Recovery in charitable giving might occur faster than it did in prior economic downturns, according to a new report from Giving USA Foundation and the Center on Philanthropy at Indiana University. In their latest “Giving USA Spotlight” issued this week, researchers note three factors that could make the difference:
– Income is higher per capita than in previous downturns
– More people have completed college; people with degrees give more
– More households support secular causes than in the past
The report notes that foundation grant-making may take longer than individual giving to return to pre-recession levels. But thanks to the recent creation of new foundations and the trend of the very wealthy to endow foundations through estate planning, foundation giving could increase more quickly than it did after the 1973-75 recession.
Giving USA researchers also cited a study released this year by Barclay’s Bank, which said that wealthy donors view philanthropy as a vital part of who they are and intend to keep giving at significant levels. In fact, 77 percent of these high-net-worth individuals said they would not decrease their level of giving.
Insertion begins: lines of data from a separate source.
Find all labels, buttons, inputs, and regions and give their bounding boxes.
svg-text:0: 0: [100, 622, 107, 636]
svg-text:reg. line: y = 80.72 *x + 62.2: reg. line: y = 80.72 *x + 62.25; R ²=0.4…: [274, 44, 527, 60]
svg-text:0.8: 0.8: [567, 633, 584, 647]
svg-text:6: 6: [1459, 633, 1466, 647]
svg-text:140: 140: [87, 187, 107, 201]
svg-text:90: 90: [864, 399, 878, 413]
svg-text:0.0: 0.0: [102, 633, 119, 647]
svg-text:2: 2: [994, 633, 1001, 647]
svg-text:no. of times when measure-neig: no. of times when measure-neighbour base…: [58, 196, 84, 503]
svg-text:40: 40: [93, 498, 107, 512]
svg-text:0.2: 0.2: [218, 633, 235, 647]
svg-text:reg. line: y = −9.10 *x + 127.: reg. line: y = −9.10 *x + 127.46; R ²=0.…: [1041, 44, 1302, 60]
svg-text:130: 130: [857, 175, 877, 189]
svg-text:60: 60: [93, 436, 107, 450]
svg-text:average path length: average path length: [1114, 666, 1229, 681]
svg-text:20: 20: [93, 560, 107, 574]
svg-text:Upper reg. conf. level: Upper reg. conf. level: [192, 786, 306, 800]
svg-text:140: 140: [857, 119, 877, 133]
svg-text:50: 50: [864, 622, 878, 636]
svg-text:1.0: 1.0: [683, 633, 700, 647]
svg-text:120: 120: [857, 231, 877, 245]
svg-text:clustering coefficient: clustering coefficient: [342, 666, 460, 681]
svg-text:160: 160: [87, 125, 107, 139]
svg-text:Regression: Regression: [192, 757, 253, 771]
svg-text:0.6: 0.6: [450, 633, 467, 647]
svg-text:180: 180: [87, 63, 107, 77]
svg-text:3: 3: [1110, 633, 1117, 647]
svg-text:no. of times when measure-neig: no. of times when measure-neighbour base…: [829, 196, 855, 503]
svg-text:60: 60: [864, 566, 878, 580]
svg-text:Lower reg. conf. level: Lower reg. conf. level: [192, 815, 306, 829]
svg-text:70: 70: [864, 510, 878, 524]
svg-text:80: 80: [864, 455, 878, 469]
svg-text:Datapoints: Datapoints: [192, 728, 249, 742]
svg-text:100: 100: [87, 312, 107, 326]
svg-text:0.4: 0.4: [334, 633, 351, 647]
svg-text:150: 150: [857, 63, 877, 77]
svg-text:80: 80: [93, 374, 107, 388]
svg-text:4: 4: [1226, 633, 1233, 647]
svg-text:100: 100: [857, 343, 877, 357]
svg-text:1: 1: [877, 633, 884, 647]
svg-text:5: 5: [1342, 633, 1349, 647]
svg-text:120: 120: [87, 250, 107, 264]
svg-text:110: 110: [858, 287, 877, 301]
Even though it may take two to three years for giving to return to the record levels of 2007, remember that in any year, no matter what the economy, some nonprofits see a rise in giving. As a member of the Giving Institute, founding organization of Giving USA Foundation, we offer the following counsel:
– Look at your fundraising activities and shift dollars from those with a low return to those with a higher return.
– Lay the groundwork for a planned giving program and start having conversations with long-time donors.
– Start or continue to communicate your organization’s story to raise your awareness.
– If you typically rely on events or direct mail to raise money, consider exploring a major-gifts program.
– Stay in touch with your most reliable donors and thank them for their continued support.